Размер шрифта
-
+

Где-то в чаще леса - стр. 18

Время, казалось, текло так медленно, словно улитка, ползущая по поляне. Каждая минута растягивалась в вечность, каждый миг был наполнен беспокойством. Он снова и снова молился, закрывая глаза и сжимая кулаки. В голове мелькали образы: лицо Люды, их дом, тихие вечера, проведенные вместе, и вот теперь – дети, их будущее, зависящее от этой ночи.

"Как бы я хотел быть с ней сейчас", – думал Веник, чувствуя горечь от того, что не может помочь любимой в этот трудный момент. "Я бы взял на себя всю её боль, если бы только мог".

С этими мыслями он остановился и прислонился к холодной стене бани, его дыхание превращалось в облачка пара.
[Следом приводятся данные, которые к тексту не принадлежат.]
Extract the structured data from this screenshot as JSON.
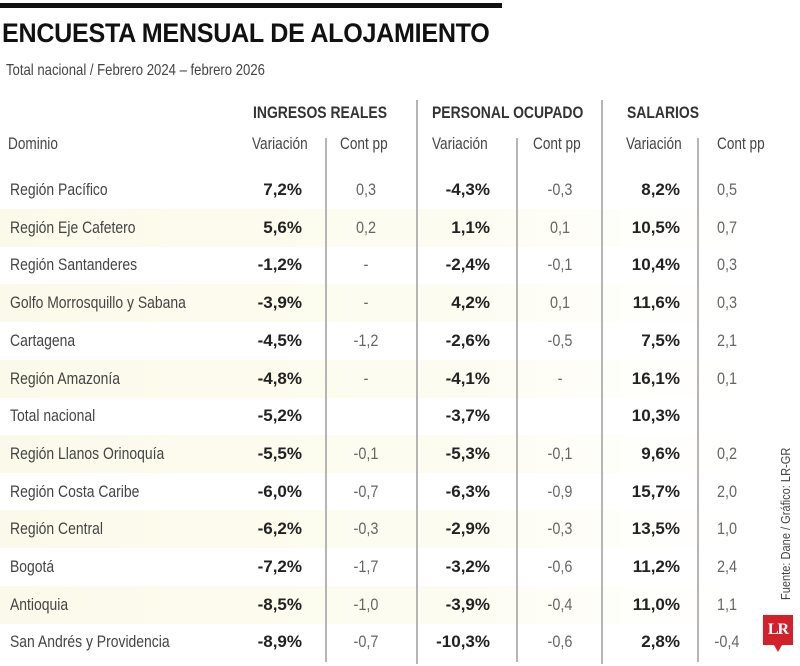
{
  "header": {
    "title": "ENCUESTA MENSUAL DE ALOJAMIENTO",
    "subtitle": "Total nacional / Febrero 2024 – febrero 2026"
  },
  "columns": {
    "domain": "Dominio",
    "groups": [
      {
        "label": "INGRESOS REALES",
        "sub": [
          "Variación",
          "Cont pp"
        ]
      },
      {
        "label": "PERSONAL OCUPADO",
        "sub": [
          "Variación",
          "Cont pp"
        ]
      },
      {
        "label": "SALARIOS",
        "sub": [
          "Variación",
          "Cont pp"
        ]
      }
    ]
  },
  "rows": [
    {
      "name": "Región Pacífico",
      "ing_var": "7,2%",
      "ing_pp": "0,3",
      "per_var": "-4,3%",
      "per_pp": "-0,3",
      "sal_var": "8,2%",
      "sal_pp": "0,5"
    },
    {
      "name": "Región Eje Cafetero",
      "ing_var": "5,6%",
      "ing_pp": "0,2",
      "per_var": "1,1%",
      "per_pp": "0,1",
      "sal_var": "10,5%",
      "sal_pp": "0,7"
    },
    {
      "name": "Región Santanderes",
      "ing_var": "-1,2%",
      "ing_pp": "-",
      "per_var": "-2,4%",
      "per_pp": "-0,1",
      "sal_var": "10,4%",
      "sal_pp": "0,3"
    },
    {
      "name": "Golfo Morrosquillo y Sabana",
      "ing_var": "-3,9%",
      "ing_pp": "-",
      "per_var": "4,2%",
      "per_pp": "0,1",
      "sal_var": "11,6%",
      "sal_pp": "0,3"
    },
    {
      "name": "Cartagena",
      "ing_var": "-4,5%",
      "ing_pp": "-1,2",
      "per_var": "-2,6%",
      "per_pp": "-0,5",
      "sal_var": "7,5%",
      "sal_pp": "2,1"
    },
    {
      "name": "Región Amazonía",
      "ing_var": "-4,8%",
      "ing_pp": "-",
      "per_var": "-4,1%",
      "per_pp": "-",
      "sal_var": "16,1%",
      "sal_pp": "0,1"
    },
    {
      "name": "Total nacional",
      "ing_var": "-5,2%",
      "ing_pp": "",
      "per_var": "-3,7%",
      "per_pp": "",
      "sal_var": "10,3%",
      "sal_pp": ""
    },
    {
      "name": "Región Llanos Orinoquía",
      "ing_var": "-5,5%",
      "ing_pp": "-0,1",
      "per_var": "-5,3%",
      "per_pp": "-0,1",
      "sal_var": "9,6%",
      "sal_pp": "0,2"
    },
    {
      "name": "Región Costa Caribe",
      "ing_var": "-6,0%",
      "ing_pp": "-0,7",
      "per_var": "-6,3%",
      "per_pp": "-0,9",
      "sal_var": "15,7%",
      "sal_pp": "2,0"
    },
    {
      "name": "Región Central",
      "ing_var": "-6,2%",
      "ing_pp": "-0,3",
      "per_var": "-2,9%",
      "per_pp": "-0,3",
      "sal_var": "13,5%",
      "sal_pp": "1,0"
    },
    {
      "name": "Bogotá",
      "ing_var": "-7,2%",
      "ing_pp": "-1,7",
      "per_var": "-3,2%",
      "per_pp": "-0,6",
      "sal_var": "11,2%",
      "sal_pp": "2,4"
    },
    {
      "name": "Antioquia",
      "ing_var": "-8,5%",
      "ing_pp": "-1,0",
      "per_var": "-3,9%",
      "per_pp": "-0,4",
      "sal_var": "11,0%",
      "sal_pp": "1,1"
    },
    {
      "name": "San Andrés y Providencia",
      "ing_var": "-8,9%",
      "ing_pp": "-0,7",
      "per_var": "-10,3%",
      "per_pp": "-0,6",
      "sal_var": "2,8%",
      "sal_pp": "-0,4"
    }
  ],
  "footer": {
    "source": "Fuente: Dane / Gráfico: LR-GR",
    "logo": "LR"
  },
  "colors": {
    "shade": "#fbfaea",
    "logo": "#d3202a",
    "divider": "#b5b5b5"
  },
  "chart_data": {
    "type": "table",
    "title": "ENCUESTA MENSUAL DE ALOJAMIENTO",
    "subtitle": "Total nacional / Febrero 2024 – febrero 2026",
    "columns": [
      "Dominio",
      "Ingresos reales - Variación (%)",
      "Ingresos reales - Cont pp",
      "Personal ocupado - Variación (%)",
      "Personal ocupado - Cont pp",
      "Salarios - Variación (%)",
      "Salarios - Cont pp"
    ],
    "rows": [
      [
        "Región Pacífico",
        7.2,
        0.3,
        -4.3,
        -0.3,
        8.2,
        0.5
      ],
      [
        "Región Eje Cafetero",
        5.6,
        0.2,
        1.1,
        0.1,
        10.5,
        0.7
      ],
      [
        "Región Santanderes",
        -1.2,
        null,
        -2.4,
        -0.1,
        10.4,
        0.3
      ],
      [
        "Golfo Morrosquillo y Sabana",
        -3.9,
        null,
        4.2,
        0.1,
        11.6,
        0.3
      ],
      [
        "Cartagena",
        -4.5,
        -1.2,
        -2.6,
        -0.5,
        7.5,
        2.1
      ],
      [
        "Región Amazonía",
        -4.8,
        null,
        -4.1,
        null,
        16.1,
        0.1
      ],
      [
        "Total nacional",
        -5.2,
        null,
        -3.7,
        null,
        10.3,
        null
      ],
      [
        "Región Llanos Orinoquía",
        -5.5,
        -0.1,
        -5.3,
        -0.1,
        9.6,
        0.2
      ],
      [
        "Región Costa Caribe",
        -6.0,
        -0.7,
        -6.3,
        -0.9,
        15.7,
        2.0
      ],
      [
        "Región Central",
        -6.2,
        -0.3,
        -2.9,
        -0.3,
        13.5,
        1.0
      ],
      [
        "Bogotá",
        -7.2,
        -1.7,
        -3.2,
        -0.6,
        11.2,
        2.4
      ],
      [
        "Antioquia",
        -8.5,
        -1.0,
        -3.9,
        -0.4,
        11.0,
        1.1
      ],
      [
        "San Andrés y Providencia",
        -8.9,
        -0.7,
        -10.3,
        -0.6,
        2.8,
        -0.4
      ]
    ],
    "source": "Fuente: Dane / Gráfico: LR-GR"
  }
}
Он закрыл глаза и прислушался к своему сердцу, которое билось так громко, что казалось, его стук можно услышать за деревянной дверью.

"Всё будет хорошо", – убеждал он себя. "Мы справимся. Мы всегда справляемся".

Слова повторялись как мантра, придавая ему хоть немного уверенности в этот сложный момент. Вениамин вздохнул глубоко и постарался успокоиться, осознавая, что теперь единственное, что он мог сделать, – это молиться и верить в лучшее.

Он продолжал ходить туда-сюда по двору, чувствуя, как снег хрустит под его ногами. Мороз проникал сквозь одежду, но он не обращал на это внимания. Все его мысли были о Людмиле и детях. Он представил себе, как держит их на руках, как они растут, смеются и играют. Эти образы помогали ему пережить минуты ожидания, делая их чуть менее невыносимыми.

Наконец, он остановился и посмотрел на дверь бани.

"Скоро всё закончится", – сказал он себе. "Скоро я увижу их всех и узнаю, что всё прошло хорошо".

Эти слова были последним лучом надежды, который поддерживал его в этот холодный, тревожный вечер.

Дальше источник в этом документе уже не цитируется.